6 - Check your backup directory and a tar file will have been created. (This will contain your world data and the server jar file.)
ls /backup/minecraft

7 - Type the following to edit your crontab..
crontab -e

8 - Add the following line..
10 23 * * * /etc/init.d/minecraft backup

(nb. this will run the backup at 23:10 every day)

9 - Save and Exit.

View the Server Log

To view the minecraft server console if you just have one service installed then you just need to type.. 
screen -r

If you have more than one installed then this will result in the following..
There are several suitable screens on:
3770.minecraft-server (25/07/14 21:31:16) (Detached)
3740.hexxit-server (25/07/14 21:31:03) (Detached)
Type "screen [-d] -r [pid.]" to resume one of them.

Ignore the instructions on screen, all you need to do is use the -S flag to select the session you want..
screen -r -S minecraft-server

Once you've finish press 'ctrl+a+d' to exit.

Add Another Server

Adding another server is pretty trivial with the new script.

1 - Make a copy of your original server directory (or install an alternative server type such as CraftBukkit, FeedTheBeast or Hexxit)

2 - If you've copied from your original server then you might want to delete all your config and worlds data and start from scratch.
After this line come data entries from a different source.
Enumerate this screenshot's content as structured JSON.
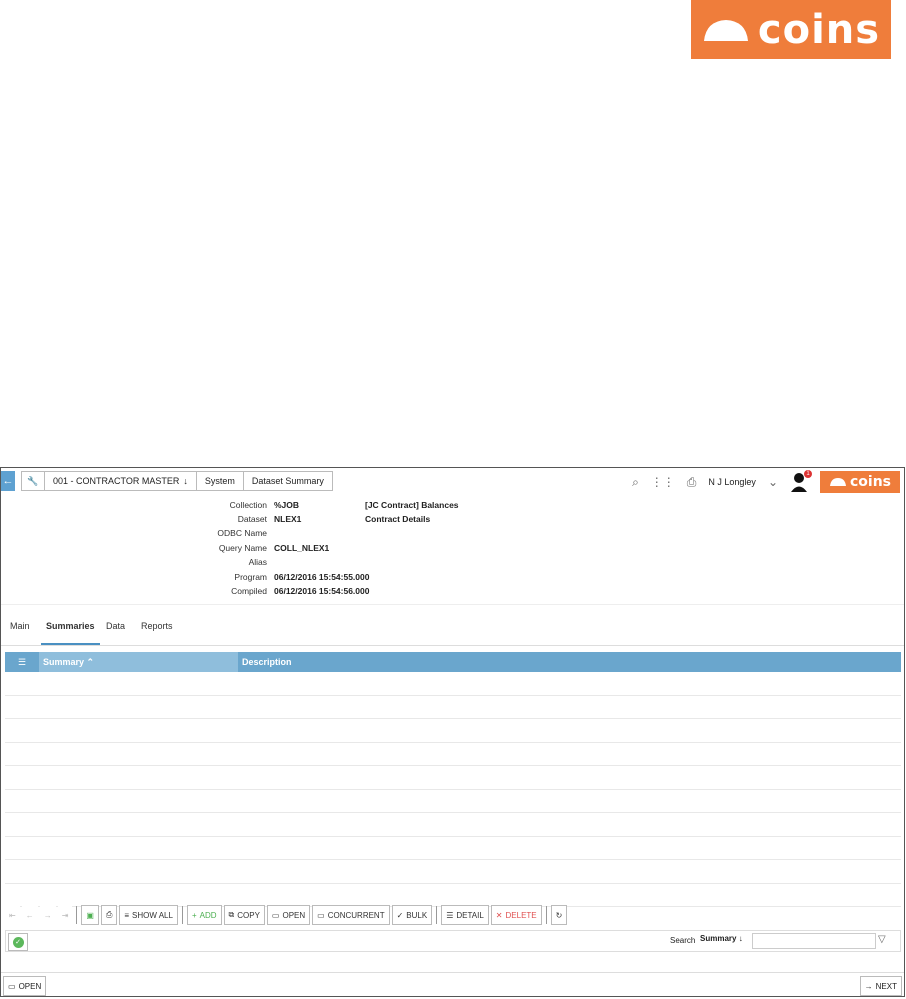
{
  "brand": {
    "logo_text": "coins",
    "color": "#ef7d3b"
  },
  "breadcrumbs": [
    "001 - CONTRACTOR MASTER",
    "System",
    "Dataset Summary"
  ],
  "header": {
    "user": "N J Longley",
    "notification_count": "1"
  },
  "info": [
    {
      "label": "Collection",
      "value": "%JOB",
      "extra": "[JC Contract] Balances"
    },
    {
      "label": "Dataset",
      "value": "NLEX1",
      "extra": "Contract Details"
    },
    {
      "label": "ODBC Name",
      "value": "",
      "extra": ""
    },
    {
      "label": "Query Name",
      "value": "COLL_NLEX1",
      "extra": ""
    },
    {
      "label": "Alias",
      "value": "",
      "extra": ""
    },
    {
      "label": "Program",
      "value": "06/12/2016 15:54:55.000",
      "extra": ""
    },
    {
      "label": "Compiled",
      "value": "06/12/2016 15:54:56.000",
      "extra": ""
    }
  ],
  "tabs": [
    "Main",
    "Summaries",
    "Data",
    "Reports"
  ],
  "active_tab": "Summaries",
  "grid": {
    "col_summary": "Summary",
    "col_description": "Description",
    "rows": 10
  },
  "toolbar": {
    "show_all": "SHOW ALL",
    "add": "ADD",
    "copy": "COPY",
    "open": "OPEN",
    "concurrent": "CONCURRENT",
    "bulk": "BULK",
    "detail": "DETAIL",
    "delete": "DELETE"
  },
  "search": {
    "label": "Search",
    "field": "Summary"
  },
  "bottom": {
    "open": "OPEN",
    "next": "NEXT"
  }
}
At very least you want to alter the server-port setting.

3 - Make a copy of the minecraft script in your /etc/init.d directory and give the file a new name.
cp /init.d/minecraft /init.d/craftbukkit

4 - Edit the script and alter the settings page to match the server service, ensuring your service name is different to your original version. (this is the identifying name that stops the two services from colliding when starting and stopping) Here's another example..


5 - Save and exit the script.

6 - Make another backup directory
mkdir /backup/bukkit

7 - Add another backup entry into your crontab.
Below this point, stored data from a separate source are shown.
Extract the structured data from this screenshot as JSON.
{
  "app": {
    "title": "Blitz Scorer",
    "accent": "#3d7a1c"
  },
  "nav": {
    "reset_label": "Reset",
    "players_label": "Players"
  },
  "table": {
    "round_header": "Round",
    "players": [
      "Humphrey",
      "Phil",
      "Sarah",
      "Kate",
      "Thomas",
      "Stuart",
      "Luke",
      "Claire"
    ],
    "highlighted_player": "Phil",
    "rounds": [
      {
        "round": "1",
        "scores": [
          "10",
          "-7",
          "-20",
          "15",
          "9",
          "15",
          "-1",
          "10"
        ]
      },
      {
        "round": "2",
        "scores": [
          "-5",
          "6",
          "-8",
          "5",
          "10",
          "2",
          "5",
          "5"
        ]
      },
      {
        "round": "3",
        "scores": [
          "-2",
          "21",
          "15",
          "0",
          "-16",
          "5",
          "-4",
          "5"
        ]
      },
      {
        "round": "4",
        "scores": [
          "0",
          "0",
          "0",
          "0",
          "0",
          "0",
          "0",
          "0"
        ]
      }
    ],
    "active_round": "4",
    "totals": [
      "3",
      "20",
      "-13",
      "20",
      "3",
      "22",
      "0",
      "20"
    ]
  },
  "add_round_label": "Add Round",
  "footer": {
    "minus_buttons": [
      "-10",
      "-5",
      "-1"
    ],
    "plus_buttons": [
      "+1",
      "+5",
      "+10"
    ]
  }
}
8 - Stop any other Minecraft servers that might already be running (just in case) and run the new script to check it works.
/etc/init.d/craftbukkit start

9 - Check you can join it using the Minecraft game and then stop it again..
/etc/init.d/craftbukkit stop

10 - If you haven't already done so, remember to enter a different server-port number in your file. (I used 25566 instead of the normal 25565)

That's pretty much it,.. you should now be able to start and stop both services without them impacting each other. You can carry on adding as many services as your Linux machine can handle, but don't add too many as it's greedy for resources once you get more than a few users connected.